Iron deficiency anemia Clinical
biochemistry: Iron is an essential for
carrying oxygen in the body (respiration). A deficiency of iron leads to: limited
oxygen delivery to cells; fatigue, poor work performance; decreased immunity. Excess amounts of iron can result in toxicity
and can be very dangerous. Hemoglobin, the protein in red blood cells that carries oxygen to
tissues, contains almost two-thirds of iron in the body. Two forms
of dietary iron: heme and nonheme iron. Heme iron is derived from
hemoglobin. Heme iron is found in animal foods that originally contained
hemoglobin, such as red meats, fish, and poultry. Iron in plant foods such as
lentils and dry beans is called nonheme iron. This is the form of iron added to
iron-enriched and iron-fortified foods.
Nonheme iron occurs in two states in the body.
The state or form that is able to enter the cells of the intestine is
important. Taking vitamin C and
foods containing this vitamin (oranges, lemon, lime, red and green pepper [capsicum]
in the same meal along with dietary sources of iron will improve the absorption
of nonheme. This is owing to the
capacity of vitamin C to keep ion in the particular state that is able to enter
the cells of the intestine; tea, calcium, dry beans, peas (legumes), kale (dark
green vegetable), etc., consumed in the same meal, can decrease the absorption
of nonheme iron (due to the presence of phytates in these foods). It is most
important to include foods that enhance nonheme iron absorption when daily iron
intake is less than recommended, when iron losses are high. Some sources of nonheme
iron: fortified cereal, oat meal, dry
beans, soybeans, lentils, black eyed beans, etc.

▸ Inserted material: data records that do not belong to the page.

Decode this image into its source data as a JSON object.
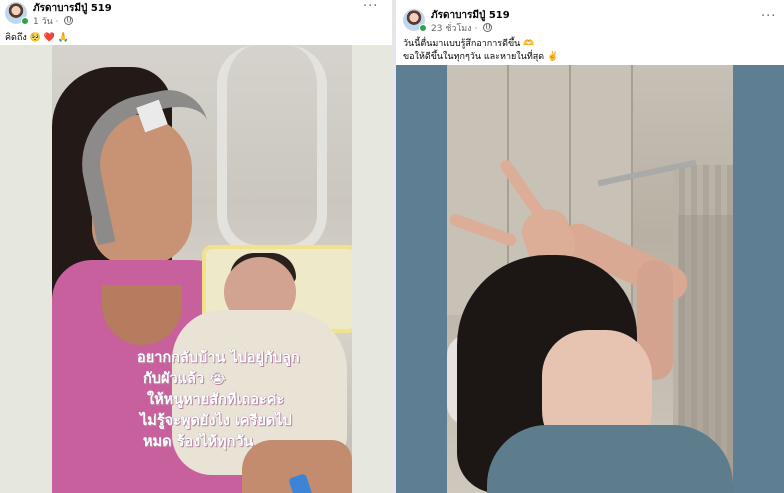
{
  "left_post": {
    "author": "ภัรดาบารมีปู่ 519",
    "time": "1 วัน",
    "caption": "คิดถึง",
    "caption_emojis": "🥺 ❤️ 🙏",
    "overlay_lines": [
      "อยากกลับบ้าน ไปอยู่กับลูก",
      "กับผัวแล้ว 😭",
      "ให้หนูหายสักทีเถอะค่ะ",
      "ไม่รู้จะพูดยังไง เครียดไป",
      "หมด ร้องไห้ทุกวัน"
    ]
  },
  "right_post": {
    "author": "ภัรดาบารมีปู่ 519",
    "time": "23 ชั่วโมง",
    "caption_line1": "วันนี้ตื่นมาแบบรู้สึกอาการดีขึ้น",
    "caption_line1_emoji": "🫶",
    "caption_line2": "ขอให้ดีขึ้นในทุกๆวัน และหายในที่สุด",
    "caption_line2_emoji": "✌️"
  },
  "icons": [
    "avatar",
    "globe-icon",
    "more-options-icon"
  ],
  "colors": {
    "background_gutter": "#e6e8dd",
    "right_gutter": "#5e7f93",
    "meta_text": "#65676b"
  }
}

Vitamin A deficiency may worsen exacerbate
iron deficiency anemia. Vitamin A supplementation has been shown to
have beneficial effects on iron deficiency anemia and improve iron status among
children and pregnant women. The combination of vitamin A and iron seems to improve
anemia more effectively than either iron or vitamin A alone. Adequate copper
nutritional status appears to be necessary for normal iron metabolism and
red blood cell formation. Anemia is a clinical
sign of copper deficiency. In anemia of iron
deficiency, red blood cells are measurably smaller than normal and their
hemoglobin content is decreased.
Ulcer
bacterium:
Helicobacter pylori (H. pylori) infection is associated
with iron deficiency anemia, especially in children. Plants, dairy products, meat, and iron
salts added to foods and supplements are all sources of nonheme iron. Iron supplements vary depending upon the iron
salt. Only a portion of the iron supplement is iron itself. Example: ferrous gluconate is
12% iron; ferrous fumarate is 33% iron.
When
chronic iron deficiency occurs in an individual, certain labs are recommended
to check for anemia. Recommended labs: Blood tests for hemoglobin, hematocrit,
iron, red blood cells (RBC), ferritin, transferrin, total iron binding capacity
(TIBC) and mean corpuscular hemoglobin (MHC) may be recommended by physician if
one’s symptoms do not improve.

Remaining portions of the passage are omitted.